Nadie habría criticado a madre Sakaguchi si hubiera desterrado a Yaeko para siempre de Gion Kobu. Pero ella escogió un castigo menos drástico, que limitaba las actividades de Yaeko durante los años venideros pero sin mancillar la reputación de ninguna de nosotras, y mucho menos la mía.

La convivencia con madre Sakaguchi me enseñó mucho sobre el funcionamiento del negocio de las geiko. Era una gran comerciante y una mujer poderosa. Yo la veía como la "madrina" del barrio, pues la gente recurría a ella a todas horas para pedirle ayuda y consejo y para beneficiarse de sus dotes como mediadora.

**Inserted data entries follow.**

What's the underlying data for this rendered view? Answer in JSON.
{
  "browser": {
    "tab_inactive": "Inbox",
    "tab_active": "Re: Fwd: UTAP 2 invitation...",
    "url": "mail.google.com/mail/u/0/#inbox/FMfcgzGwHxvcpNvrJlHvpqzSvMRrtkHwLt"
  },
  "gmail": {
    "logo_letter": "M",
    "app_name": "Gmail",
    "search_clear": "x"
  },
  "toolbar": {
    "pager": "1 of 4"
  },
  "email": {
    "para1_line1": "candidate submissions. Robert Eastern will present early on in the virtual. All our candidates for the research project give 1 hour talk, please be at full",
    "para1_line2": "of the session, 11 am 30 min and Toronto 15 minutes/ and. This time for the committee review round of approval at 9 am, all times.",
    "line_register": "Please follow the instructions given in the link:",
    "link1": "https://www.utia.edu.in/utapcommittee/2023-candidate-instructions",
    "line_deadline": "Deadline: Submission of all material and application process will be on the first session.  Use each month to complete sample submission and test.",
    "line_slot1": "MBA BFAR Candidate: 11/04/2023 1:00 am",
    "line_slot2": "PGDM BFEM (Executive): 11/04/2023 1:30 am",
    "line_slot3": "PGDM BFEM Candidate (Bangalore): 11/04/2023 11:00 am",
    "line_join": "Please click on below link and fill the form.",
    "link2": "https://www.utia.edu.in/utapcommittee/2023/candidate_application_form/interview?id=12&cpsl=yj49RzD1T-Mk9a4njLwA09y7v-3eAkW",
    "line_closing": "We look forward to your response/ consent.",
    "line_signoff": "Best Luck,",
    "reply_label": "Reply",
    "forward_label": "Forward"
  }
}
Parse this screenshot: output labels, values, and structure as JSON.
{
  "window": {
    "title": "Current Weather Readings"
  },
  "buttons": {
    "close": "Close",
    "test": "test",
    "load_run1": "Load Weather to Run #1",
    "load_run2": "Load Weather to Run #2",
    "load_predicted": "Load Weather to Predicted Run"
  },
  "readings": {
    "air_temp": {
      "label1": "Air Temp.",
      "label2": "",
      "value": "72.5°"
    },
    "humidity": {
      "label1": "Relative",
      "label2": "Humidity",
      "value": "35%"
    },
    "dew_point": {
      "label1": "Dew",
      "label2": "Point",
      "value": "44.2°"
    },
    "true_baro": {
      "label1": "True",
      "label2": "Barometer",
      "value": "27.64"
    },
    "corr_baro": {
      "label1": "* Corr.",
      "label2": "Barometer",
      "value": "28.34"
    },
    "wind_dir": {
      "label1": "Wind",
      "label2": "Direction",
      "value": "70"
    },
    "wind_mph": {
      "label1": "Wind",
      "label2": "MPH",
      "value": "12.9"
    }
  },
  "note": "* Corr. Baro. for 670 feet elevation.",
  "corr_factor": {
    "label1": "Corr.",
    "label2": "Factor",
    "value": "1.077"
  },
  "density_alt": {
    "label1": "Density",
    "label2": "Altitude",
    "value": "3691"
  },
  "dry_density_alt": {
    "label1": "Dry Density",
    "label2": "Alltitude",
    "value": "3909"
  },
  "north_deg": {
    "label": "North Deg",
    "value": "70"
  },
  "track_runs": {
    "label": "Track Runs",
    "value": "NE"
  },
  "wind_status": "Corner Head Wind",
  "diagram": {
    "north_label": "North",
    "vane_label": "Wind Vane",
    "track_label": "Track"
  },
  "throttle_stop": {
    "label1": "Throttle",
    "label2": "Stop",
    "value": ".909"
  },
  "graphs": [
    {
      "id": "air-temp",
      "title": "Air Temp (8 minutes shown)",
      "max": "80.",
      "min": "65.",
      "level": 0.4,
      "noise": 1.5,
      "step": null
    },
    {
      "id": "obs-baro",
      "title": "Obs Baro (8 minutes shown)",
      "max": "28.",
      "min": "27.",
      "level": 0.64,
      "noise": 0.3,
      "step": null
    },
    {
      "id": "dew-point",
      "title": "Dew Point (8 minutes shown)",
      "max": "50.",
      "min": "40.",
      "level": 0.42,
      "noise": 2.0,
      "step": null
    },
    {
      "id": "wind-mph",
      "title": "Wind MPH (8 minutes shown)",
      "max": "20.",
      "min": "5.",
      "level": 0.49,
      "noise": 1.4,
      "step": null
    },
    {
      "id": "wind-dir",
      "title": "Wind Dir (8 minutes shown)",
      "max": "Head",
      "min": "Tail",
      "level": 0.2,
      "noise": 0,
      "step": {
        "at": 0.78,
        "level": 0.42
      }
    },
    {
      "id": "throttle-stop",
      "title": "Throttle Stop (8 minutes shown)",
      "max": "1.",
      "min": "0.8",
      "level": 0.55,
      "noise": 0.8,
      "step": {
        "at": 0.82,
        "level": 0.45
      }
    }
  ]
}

Kanoko Sakaguchi era una auténtica hija de Gion Kobu. No era adoptada, sino que la había engendrado la propietaria de la prominente okiya Sakaguchi, que debía su celebridad a sus músicos. De este modo, Kanoko se convirtió en una experta en el arte del ohayashi, la percusión japonesa, debutó siendo aún adolescente y llegó a ser una geiko muy popular.

Su madre la nombró atotori. La okiya Sakaguchi era grande y próspera, y Kanoko tenía en ella muchas hermanas menores. A pesar de ello, prefirió dedicarse de lleno a la música a dirigir la okiya, de manera que alentó a las jóvenes geiko que estaban bajo su tutela a que se independizasen.

Una vez libre para concentrarse en su vocación artística, Kanoko ascendió rápidamente en la jerarquía de Gion Kobu. Obtuvo un certificado que la cualificaba como única persona autorizada para enseñar ciertas composiciones de baile, lo cual, en el sistema de Gion Kobu, significaba que cualquiera que quisiese tocar ohayashi debía pedirle permiso a madre Sakaguchi.

En la organización de la escuela Inoue hay un cargo denominado koken, que podría equipararse al de regente o tutor. Sólo cinco familias poseen este título honorífico y la familia Sakaguchi es una de ellas.

La importancia de los koken se debe, entre otras cosas, al hecho de que se ocupan de la elección de la iemoto. La sucesión tiene lugar cada dos o tres generaciones y afecta de manera decisiva a la dirección de la escuela. En su condición de koken, madre Sakaguchi había ejercido un influjo determinante en la elección de Inoue Yachiyo IV; por lo que la iemoto estaba en deuda con ella.

Pero la influencia de madre Sakaguchi iba más allá y, ya fuese por su linaje o su posición, lo cierto es que era una figura de autoridad para las personas importantes de Gion Kobu, como la maestra Kazama, la profesora de baile; Kotei Yoshízumi, la intérprete de shamisen, los propietarios de los ochaya; los representantes de la Kabukai, y, por descontado, las okasan de todas las delegaciones de la okiya Sakaguchi.

Madre Sakaguchi tenía diez años menos que tía Oima; así pues, debía rondar los ochenta cuando me fui a vivir con ella. Sin embargo, seguía siendo una mujer vigorosa y se implicaba con tesón en los asuntos de Gion Kobu. No había más que ver la forma en que se desvivía por mi carrera y mi bienestar. Permanecí junto a ella durante el resto de séptimo curso y durante la totalidad del octavo.

El traslado supuso un cambio en el sitio donde dormía, pero no en mis actividades, ya que continué asistiendo a la escuela por la mañana y a las clases de danza por la tarde. Estudiaba mucho y me esmeraba todavía más en los bailes. A esas alturas, estaba tan integrada en la comunidad de Gion Kobu que casi no noté la diferencia, salvo por el hecho de que tuve que abandonar mi antiguo hábito de chupar el pecho de Kuniko o el de tía Oima antes de irme a dormir.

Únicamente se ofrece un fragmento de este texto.